Tonight, my fate was to sit and wait around my house for four hours for the Comcast repairperson to show up. You know how it goes. My high-speed modem started malfunctioning weeks ago. My son and I tinkered with the equipment, and were able to get ourselves back online now and then, but the problem appeared to be getting progressively worse over time.
By this past weekend, I was reduced to going to a nearby cafe in order to do my work from home. So I did what consumers do, in this age where our main identity in this culture is defined not by what we do or what we have to offer others but by what we pay for. I called Customer Service at Comcast and made an appointment.
It took a while ("all of our service representatives are busy helping other customers; your wait will be approximately...five...minutes"), plus, of course, the ubiquitous: "Your call may be monitored for quality-control purposes."
Right.
Long story short, Comcast never showed up. When I called at 8 pm, and explained that I had left work early to be here, and missed an important appointment tonight, waiting for their "technician," their extremely polite Customer Service Representative offered a carefully worded explanation: "Your problem may have been determined to be a network problem, in other words, not specific to your modem or router or computer."
The bottom line?
I have been unilaterally (by Comcast) rescheduled for a new appointment tomorrow, between 8 am until 8 pm! When I explained that I have a job that explicitly requires me to not be here from 8 am to 6 pm, the extremely polite Consumer Service Representative told me not to worry, probably the problem was outside my house, not inside, so that is why they rescheduled their visit to explore my problem in this way.
Well, after I wondered for a second whether I should share some relevant information with him, I confided that their technician cannot access my "outside" cable unless (s)he can get into my basement, which requires that I be here, with the key, which until after 6 pm, I certainly will not be.
Whatever. The answer from the extremely polite Customer Service Representative was that if they cannot fix whatever my problem may be on the outside, they will hope that I will call and schedule a new time when they can visit me again.

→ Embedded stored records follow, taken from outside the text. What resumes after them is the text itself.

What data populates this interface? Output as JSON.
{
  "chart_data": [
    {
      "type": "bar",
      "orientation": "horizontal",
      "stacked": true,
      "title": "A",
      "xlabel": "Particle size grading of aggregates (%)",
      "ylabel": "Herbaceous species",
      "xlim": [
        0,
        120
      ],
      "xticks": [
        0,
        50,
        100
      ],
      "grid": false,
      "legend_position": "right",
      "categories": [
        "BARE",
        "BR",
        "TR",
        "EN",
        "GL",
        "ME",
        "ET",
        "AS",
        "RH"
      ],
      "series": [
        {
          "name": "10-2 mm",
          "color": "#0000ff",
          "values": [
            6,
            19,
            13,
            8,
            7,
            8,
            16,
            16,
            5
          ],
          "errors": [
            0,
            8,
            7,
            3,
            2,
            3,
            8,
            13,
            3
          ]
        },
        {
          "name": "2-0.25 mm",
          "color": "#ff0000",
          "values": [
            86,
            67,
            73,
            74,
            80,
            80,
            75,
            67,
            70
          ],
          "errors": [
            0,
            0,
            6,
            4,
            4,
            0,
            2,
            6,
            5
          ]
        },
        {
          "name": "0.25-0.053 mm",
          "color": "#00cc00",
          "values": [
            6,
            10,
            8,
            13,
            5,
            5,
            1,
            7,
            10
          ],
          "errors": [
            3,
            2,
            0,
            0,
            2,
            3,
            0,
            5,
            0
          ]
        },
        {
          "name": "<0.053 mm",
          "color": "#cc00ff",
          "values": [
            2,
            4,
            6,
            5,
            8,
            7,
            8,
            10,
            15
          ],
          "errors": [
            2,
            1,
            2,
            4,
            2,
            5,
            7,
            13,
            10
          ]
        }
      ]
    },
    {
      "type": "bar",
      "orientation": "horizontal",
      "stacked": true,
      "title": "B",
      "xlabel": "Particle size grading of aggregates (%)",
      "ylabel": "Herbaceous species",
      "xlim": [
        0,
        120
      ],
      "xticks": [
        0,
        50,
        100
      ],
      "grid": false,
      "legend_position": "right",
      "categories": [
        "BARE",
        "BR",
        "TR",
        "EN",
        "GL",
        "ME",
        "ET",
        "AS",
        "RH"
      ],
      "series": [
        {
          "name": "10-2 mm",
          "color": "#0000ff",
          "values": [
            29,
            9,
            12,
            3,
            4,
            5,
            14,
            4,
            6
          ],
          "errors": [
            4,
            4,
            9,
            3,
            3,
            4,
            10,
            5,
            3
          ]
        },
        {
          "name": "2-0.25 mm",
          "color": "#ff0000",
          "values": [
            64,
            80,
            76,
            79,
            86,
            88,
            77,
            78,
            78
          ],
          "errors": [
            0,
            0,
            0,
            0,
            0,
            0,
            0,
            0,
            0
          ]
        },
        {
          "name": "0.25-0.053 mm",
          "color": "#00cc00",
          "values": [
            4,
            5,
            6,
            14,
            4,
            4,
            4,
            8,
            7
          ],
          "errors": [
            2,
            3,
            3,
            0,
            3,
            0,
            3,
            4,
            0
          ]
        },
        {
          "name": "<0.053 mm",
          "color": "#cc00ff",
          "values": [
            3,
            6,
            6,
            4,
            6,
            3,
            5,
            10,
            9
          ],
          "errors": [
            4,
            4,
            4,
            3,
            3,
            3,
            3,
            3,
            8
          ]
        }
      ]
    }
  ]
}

(This reminds me of a project a friend and I did together, exploring how many of our "service providers" were in fact ripping us off. We did this in early '05. I bet this friend does not even remember.)
***
What does any of this have to do with that Fortune Cookie photo posted above? Well, I guess I do love to try to take care of the people I love, as my recent fortune claimed, but the problem I, and all of us, face, is we don't really have enough of whatever is required to do so in the face of a consumer culture that renders all of us more or less powerless...
And, BTW, this is not as good as it gets. This totally sucks.